The following problem was occuring:
- broadcaster B had two listeners: L1 and L2 (thread T1)
- (T1) B has started to broadcast an event, it has locked a shared_ptr to L1 (in ListenerIterator())
- on another thread T2 the penultimate reference to L1 was destroyed (the transient object in B is now the last reference)
- (T2) the last reference to L2 was destroyed as well
- (T1) B has finished broadcasting the event to L1 and destroyed the last shared_ptr
- (T1) this triggered the destructor, which called into B->RemoveListener()
- (T1) all pointers in the m_listeners list were now stale, so RemoveListener emptied the list
- (T1) Eventually control returned to the ListenerIterator() for doing broadcasting, which was still in the middle of iterating through the list
- (T1) Only now, it was holding onto a dangling iterator. BOOM.

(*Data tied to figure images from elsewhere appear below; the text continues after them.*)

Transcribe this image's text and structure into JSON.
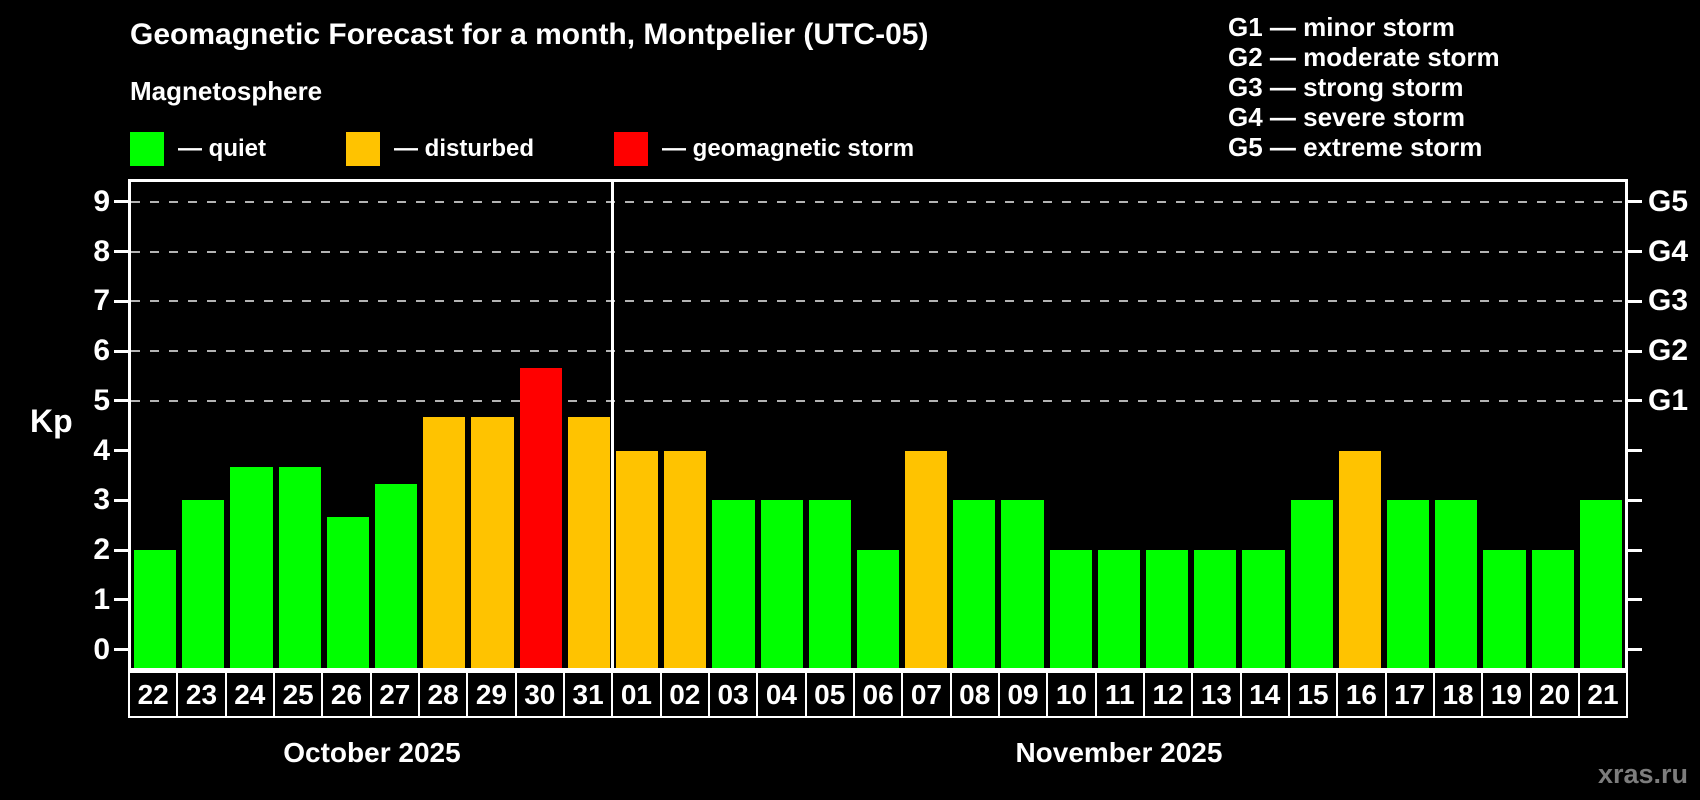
{
  "title": "Geomagnetic Forecast for a month, Montpelier (UTC-05)",
  "subtitle": "Magnetosphere",
  "legend": {
    "items": [
      {
        "status": "quiet",
        "color": "#00ff00",
        "label": "— quiet",
        "x": 130
      },
      {
        "status": "disturbed",
        "color": "#ffc300",
        "label": "— disturbed",
        "x": 346
      },
      {
        "status": "storm",
        "color": "#ff0000",
        "label": "— geomagnetic storm",
        "x": 614
      }
    ]
  },
  "storm_scale_legend": [
    "G1 — minor storm",
    "G2 — moderate storm",
    "G3 — strong storm",
    "G4 — severe storm",
    "G5 — extreme storm"
  ],
  "watermark": "xras.ru",
  "chart_data": {
    "type": "bar",
    "title": "Geomagnetic Forecast for a month, Montpelier (UTC-05)",
    "ylabel": "Kp",
    "ylim": [
      -0.37,
      9.4
    ],
    "yticks": [
      0,
      1,
      2,
      3,
      4,
      5,
      6,
      7,
      8,
      9
    ],
    "gridlines_at": [
      5,
      6,
      7,
      8,
      9
    ],
    "grid": "dashed horizontal, right-axis G-levels",
    "legend_position": "top",
    "right_axis_labels": [
      {
        "kp": 5,
        "label": "G1"
      },
      {
        "kp": 6,
        "label": "G2"
      },
      {
        "kp": 7,
        "label": "G3"
      },
      {
        "kp": 8,
        "label": "G4"
      },
      {
        "kp": 9,
        "label": "G5"
      }
    ],
    "months": [
      {
        "label": "October 2025",
        "days": 10
      },
      {
        "label": "November 2025",
        "days": 21
      }
    ],
    "categories": [
      "22",
      "23",
      "24",
      "25",
      "26",
      "27",
      "28",
      "29",
      "30",
      "31",
      "01",
      "02",
      "03",
      "04",
      "05",
      "06",
      "07",
      "08",
      "09",
      "10",
      "11",
      "12",
      "13",
      "14",
      "15",
      "16",
      "17",
      "18",
      "19",
      "20",
      "21"
    ],
    "bars": [
      {
        "day": "22",
        "value": 2.0,
        "status": "quiet"
      },
      {
        "day": "23",
        "value": 3.0,
        "status": "quiet"
      },
      {
        "day": "24",
        "value": 3.67,
        "status": "quiet"
      },
      {
        "day": "25",
        "value": 3.67,
        "status": "quiet"
      },
      {
        "day": "26",
        "value": 2.67,
        "status": "quiet"
      },
      {
        "day": "27",
        "value": 3.33,
        "status": "quiet"
      },
      {
        "day": "28",
        "value": 4.67,
        "status": "disturbed"
      },
      {
        "day": "29",
        "value": 4.67,
        "status": "disturbed"
      },
      {
        "day": "30",
        "value": 5.67,
        "status": "storm"
      },
      {
        "day": "31",
        "value": 4.67,
        "status": "disturbed"
      },
      {
        "day": "01",
        "value": 4.0,
        "status": "disturbed"
      },
      {
        "day": "02",
        "value": 4.0,
        "status": "disturbed"
      },
      {
        "day": "03",
        "value": 3.0,
        "status": "quiet"
      },
      {
        "day": "04",
        "value": 3.0,
        "status": "quiet"
      },
      {
        "day": "05",
        "value": 3.0,
        "status": "quiet"
      },
      {
        "day": "06",
        "value": 2.0,
        "status": "quiet"
      },
      {
        "day": "07",
        "value": 4.0,
        "status": "disturbed"
      },
      {
        "day": "08",
        "value": 3.0,
        "status": "quiet"
      },
      {
        "day": "09",
        "value": 3.0,
        "status": "quiet"
      },
      {
        "day": "10",
        "value": 2.0,
        "status": "quiet"
      },
      {
        "day": "11",
        "value": 2.0,
        "status": "quiet"
      },
      {
        "day": "12",
        "value": 2.0,
        "status": "quiet"
      },
      {
        "day": "13",
        "value": 2.0,
        "status": "quiet"
      },
      {
        "day": "14",
        "value": 2.0,
        "status": "quiet"
      },
      {
        "day": "15",
        "value": 3.0,
        "status": "quiet"
      },
      {
        "day": "16",
        "value": 4.0,
        "status": "disturbed"
      },
      {
        "day": "17",
        "value": 3.0,
        "status": "quiet"
      },
      {
        "day": "18",
        "value": 3.0,
        "status": "quiet"
      },
      {
        "day": "19",
        "value": 2.0,
        "status": "quiet"
      },
      {
        "day": "20",
        "value": 2.0,
        "status": "quiet"
      },
      {
        "day": "21",
        "value": 3.0,
        "status": "quiet"
      }
    ]
  }
}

I fix this issue by making sure nothing can interfere with the
iterate-and-remove-expired-pointers loop, by moving this logic into a single function, which
first locks (or clears) the whole list and then returns the list of valid and locked Listeners
for further processing. Instead of std::list I use an llvm::SmallVector which should hopefully
offset the fact that we create a copy of the list for the common case where we have only a few
listeners (no heap allocations).
A slight difference in behaviour is that now RemoveListener does not remove an element from the
list -- it only sets it's mask to 0, which means it will be removed during the next iteration of
GetListeners(). This is purely an implementation detail and it should not be externally
I was not able to reproduce this bug reliably without inserting sleep statements into the code,
so I do not add a test for it. Instead, I add some unit tests for the functions that I do modify.